The comments came after People’s Party interim chief Park Jie-won said they have more than enough votes from the ruling Saenuri Party to ensure the motion’s passage.
Rep. Park said at least 60 Saenuri lawmakers would vote for the motion.
To remove President Park from office -- she won the election on the Saenuri ticket -- the envisioned motion must clear a two-third threshold at the 300-seat Assembly and nine-member Constitutional Court.
Opposition parties and independents combined control 172 lawmakers as of Monday, 28 votes shy of the required 200.
On Friday, a group of 40 Saenuri lawmakers -- who are critical of Park and her loyalists who dominate the party leadership -- said they would join the campaign to unseat Park, but opposition parties are still not sure whether all of them will vote as they have said in a secret ballot.
The Saenuri lawmakers who approve of the impeachment measure also said that while they would follow the timeline suggested by the opposition parties, they prefer a voting session on Dec. 9. The plenary session slated for Friday already has some key bills to pass, they said.
Topping the agenda for Friday’s session is next year’s budget bill which by law must pass the parliament no later than the day. Observers said that some lawmakers may be reluctant to pass both the impeachment motion and the budget bill at the same time.
The impeachment motion, if passed, will lead to the country’s second presidential impeachment trial at the Constitutional Court.
Opposition lawmakers are trying to include as many impeachable offenses as possible in the draft, in order to provide enough legal grounds for the court to approve of Park’s removal.

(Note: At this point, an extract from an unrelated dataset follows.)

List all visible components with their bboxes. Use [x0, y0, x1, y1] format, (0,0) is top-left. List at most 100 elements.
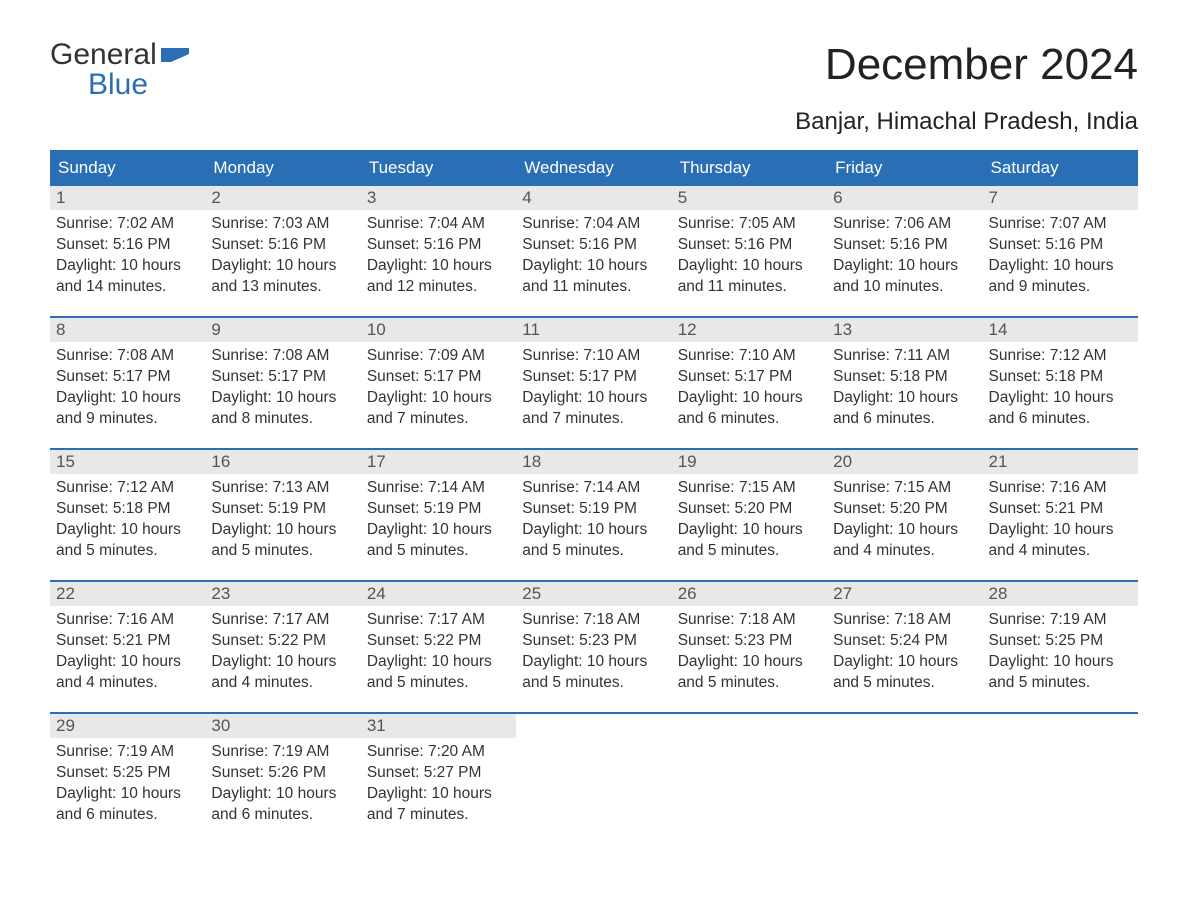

Floor leaders of the three opposition groups decided Monday to come up with a final draft by Tuesday.
Constitutional law experts noted the parliamentary impeachment motion is the only point of reference for the top court to review the case, because the lawmakers cannot insert additional charges into the motion once it passes the legislative body.
“The court cannot base their decision on something that is not described in the Assembly’s impeachment motion,” said Kim Jong-cheol, a constitutional law professor at Yonsei University. “Describing impeachable charges in detail is the Assembly’s important obligation.”
But some worry that if they include too many charges in the motion, it might take longer for the court to deliberate.
According to prosecutors, Park is suspected of abusing her power by helping her longtime friend Choi Soon-sil extort money from conglomerates and giving her access to classified government documents.